Richmond voters rejected a local ballot referendum on Election Day asking if they support allowing a single commercial gaming development to be built in the Virginia capital city.
Urban One, a publicly traded media conglomerate, and casino operator Peninsula Pacific Entertainment (P2E), had proposed constructing a $565 million casino resort. The project was called ONE Casino + Resort and would have been located near the Philip Morris tobacco plant south of the James River along I-95. But Richmond voters said no, some 51.2 percent of the local ballots cast going against the commercial gambling pitch.
Richmonders folding on the city’s casino bet was a major win for the two gaming developments under construction in Norfolk and Portsmouth.
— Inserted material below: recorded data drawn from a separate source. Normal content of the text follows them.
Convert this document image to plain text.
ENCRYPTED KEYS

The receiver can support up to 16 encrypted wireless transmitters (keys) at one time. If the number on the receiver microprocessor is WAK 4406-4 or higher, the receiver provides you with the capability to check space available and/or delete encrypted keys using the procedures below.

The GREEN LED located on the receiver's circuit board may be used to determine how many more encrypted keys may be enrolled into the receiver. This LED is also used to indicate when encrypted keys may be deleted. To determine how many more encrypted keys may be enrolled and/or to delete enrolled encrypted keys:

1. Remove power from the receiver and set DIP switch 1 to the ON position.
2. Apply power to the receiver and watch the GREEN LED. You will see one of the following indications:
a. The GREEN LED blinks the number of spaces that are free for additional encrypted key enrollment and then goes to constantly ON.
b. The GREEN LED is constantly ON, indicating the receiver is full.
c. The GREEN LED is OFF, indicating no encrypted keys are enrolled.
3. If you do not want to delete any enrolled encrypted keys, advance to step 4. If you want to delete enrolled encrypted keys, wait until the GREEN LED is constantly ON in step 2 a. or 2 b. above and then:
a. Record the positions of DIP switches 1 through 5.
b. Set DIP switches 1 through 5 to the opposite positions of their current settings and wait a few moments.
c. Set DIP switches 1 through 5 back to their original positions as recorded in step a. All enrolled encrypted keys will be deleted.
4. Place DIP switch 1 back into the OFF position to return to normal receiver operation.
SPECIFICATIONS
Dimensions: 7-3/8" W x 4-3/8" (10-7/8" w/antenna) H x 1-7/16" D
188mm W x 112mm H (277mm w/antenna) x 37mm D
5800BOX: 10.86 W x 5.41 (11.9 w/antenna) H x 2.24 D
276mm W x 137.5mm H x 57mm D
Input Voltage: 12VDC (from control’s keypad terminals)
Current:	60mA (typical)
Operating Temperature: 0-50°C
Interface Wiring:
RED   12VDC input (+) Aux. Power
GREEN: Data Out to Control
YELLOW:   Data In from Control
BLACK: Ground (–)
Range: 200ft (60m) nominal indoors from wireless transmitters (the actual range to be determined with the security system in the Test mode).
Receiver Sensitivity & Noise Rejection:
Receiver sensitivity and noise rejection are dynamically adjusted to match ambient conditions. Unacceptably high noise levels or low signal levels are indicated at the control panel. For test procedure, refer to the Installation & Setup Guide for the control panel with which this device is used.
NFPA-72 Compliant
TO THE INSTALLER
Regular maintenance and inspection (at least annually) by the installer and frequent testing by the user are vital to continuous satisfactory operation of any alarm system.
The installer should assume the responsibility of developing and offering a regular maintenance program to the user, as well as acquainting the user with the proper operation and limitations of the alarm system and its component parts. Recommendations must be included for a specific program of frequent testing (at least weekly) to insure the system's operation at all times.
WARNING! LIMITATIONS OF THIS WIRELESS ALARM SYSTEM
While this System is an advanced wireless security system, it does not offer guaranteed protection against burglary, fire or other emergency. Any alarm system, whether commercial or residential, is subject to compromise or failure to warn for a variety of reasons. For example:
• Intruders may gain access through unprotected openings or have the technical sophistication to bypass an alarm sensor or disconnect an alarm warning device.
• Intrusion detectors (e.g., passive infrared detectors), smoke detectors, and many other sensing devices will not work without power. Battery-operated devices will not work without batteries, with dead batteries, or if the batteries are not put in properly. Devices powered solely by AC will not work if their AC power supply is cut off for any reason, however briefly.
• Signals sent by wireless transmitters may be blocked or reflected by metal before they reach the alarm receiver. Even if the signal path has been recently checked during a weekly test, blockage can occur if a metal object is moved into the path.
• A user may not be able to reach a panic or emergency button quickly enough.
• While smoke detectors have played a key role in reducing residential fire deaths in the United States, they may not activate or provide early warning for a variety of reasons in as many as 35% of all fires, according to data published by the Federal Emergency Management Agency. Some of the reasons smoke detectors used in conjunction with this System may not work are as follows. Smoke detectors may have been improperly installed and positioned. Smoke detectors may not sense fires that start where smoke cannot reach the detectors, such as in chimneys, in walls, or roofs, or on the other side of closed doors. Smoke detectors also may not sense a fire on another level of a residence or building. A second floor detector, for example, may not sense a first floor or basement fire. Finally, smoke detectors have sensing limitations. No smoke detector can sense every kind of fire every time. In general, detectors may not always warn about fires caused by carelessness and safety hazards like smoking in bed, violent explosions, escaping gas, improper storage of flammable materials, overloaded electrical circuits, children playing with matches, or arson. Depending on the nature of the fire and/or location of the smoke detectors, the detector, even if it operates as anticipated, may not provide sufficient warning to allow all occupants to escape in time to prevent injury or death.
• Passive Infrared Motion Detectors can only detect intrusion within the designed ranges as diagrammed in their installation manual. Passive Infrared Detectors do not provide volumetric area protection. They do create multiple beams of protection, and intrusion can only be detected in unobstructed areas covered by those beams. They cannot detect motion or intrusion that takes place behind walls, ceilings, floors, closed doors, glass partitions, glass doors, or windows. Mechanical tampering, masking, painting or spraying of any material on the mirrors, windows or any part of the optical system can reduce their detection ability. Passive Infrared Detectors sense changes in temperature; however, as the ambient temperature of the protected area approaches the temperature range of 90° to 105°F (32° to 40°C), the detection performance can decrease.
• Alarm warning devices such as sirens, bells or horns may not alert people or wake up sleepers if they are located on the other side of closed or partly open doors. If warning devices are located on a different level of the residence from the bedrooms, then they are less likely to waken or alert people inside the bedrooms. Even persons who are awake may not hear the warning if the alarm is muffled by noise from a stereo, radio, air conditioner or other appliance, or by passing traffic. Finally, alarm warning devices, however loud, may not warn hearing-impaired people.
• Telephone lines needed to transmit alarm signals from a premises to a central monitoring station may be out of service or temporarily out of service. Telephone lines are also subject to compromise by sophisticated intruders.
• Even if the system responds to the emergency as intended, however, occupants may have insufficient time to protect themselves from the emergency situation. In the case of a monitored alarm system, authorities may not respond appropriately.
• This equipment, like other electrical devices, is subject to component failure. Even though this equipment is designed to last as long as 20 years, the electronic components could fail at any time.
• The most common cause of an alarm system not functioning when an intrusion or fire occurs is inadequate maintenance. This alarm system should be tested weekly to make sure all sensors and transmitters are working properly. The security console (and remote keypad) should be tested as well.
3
That’s according to Bob McNab, an economics professor at Old Dominion University in Norfolk.
McNab says the approved casinos, which were ratified by way of successful local ballot referendums during the 2020 fall presidential election, will benefit from not having ONE Casino in Richmond.
At the end of the day, the short story is the defeat of the Richmond casino referendum boosts the prospects of the casinos incrementally,” McNab declared to The Virginian-Pilot.
While Richmond turned down its casino rights, the four other Virginia cities that qualified to consider using a gaming resort as an economic stimulator did not. Along with Norfolk and Portsmouth, casinos are being built in Danville and Bristol.
Hampton Roads Destinations
Hampton Roads refers to nine independent cities in the area where the Hames, Nansemond, and Elizabeth rivers converge. Two of those cities are Norfolk and Portsmouth.
Norfolk has selected a casino pitch from the Pamunkey Indian Tribe and billionaire gaming veteran Jon Yarbrough. The roughly $500 million undertaking — dubbed HeadWaters Resort & Casino — is being built on vacant land next to Norfolk’s Harbor Park minor league baseball stadium.
Portsmouth is running with a casino resort development from Chicago-based Rush Street Gaming and its Rivers casino brand. The $300 million project — Rivers Casino Portsmouth — is under construction just south of I-264 between Victory Blvd. and McLean St., adjacent to Tidewater Community College.
The two casino sites are just five miles apart as the crow flies. With approximately $800 million set for investment in the two properties, McNab says not having a casino in Richmond some 70 miles northwest along the major I-95 artery makes the projects much more feasible.
“The proposed casino in Richmond would have essentially blocked traffic from Richmond and northern Virginia from coming down to the casinos in Norfolk and Portsmouth,” McNab declared.
McNab explains that casino customers are typically willing to travel up to two hours to test their luck, meaning the Norfolk and Portsmouth resorts should be able to tap into the capital city for business. Richmond is the fifth-most populated city in Virginia, with an estimated 233,000 residents, while Norfolk is No. 3 (241,000) and Portsmouth is No. 11 (93,700).
McNab said other businesses could suffer in the immediate areas surrounding the two casinos.
Calling it “displacement,” McNab rationalizes that other regional tourism attractions, restaurants, and hotels could see reduced business, as that economic activity goes to HeadWaters and Rivers. One solution, he said, is for the Hampton Roads casinos and their local governments to work together to market the region as a destination with two casinos, but also an abundance of things to do and visit.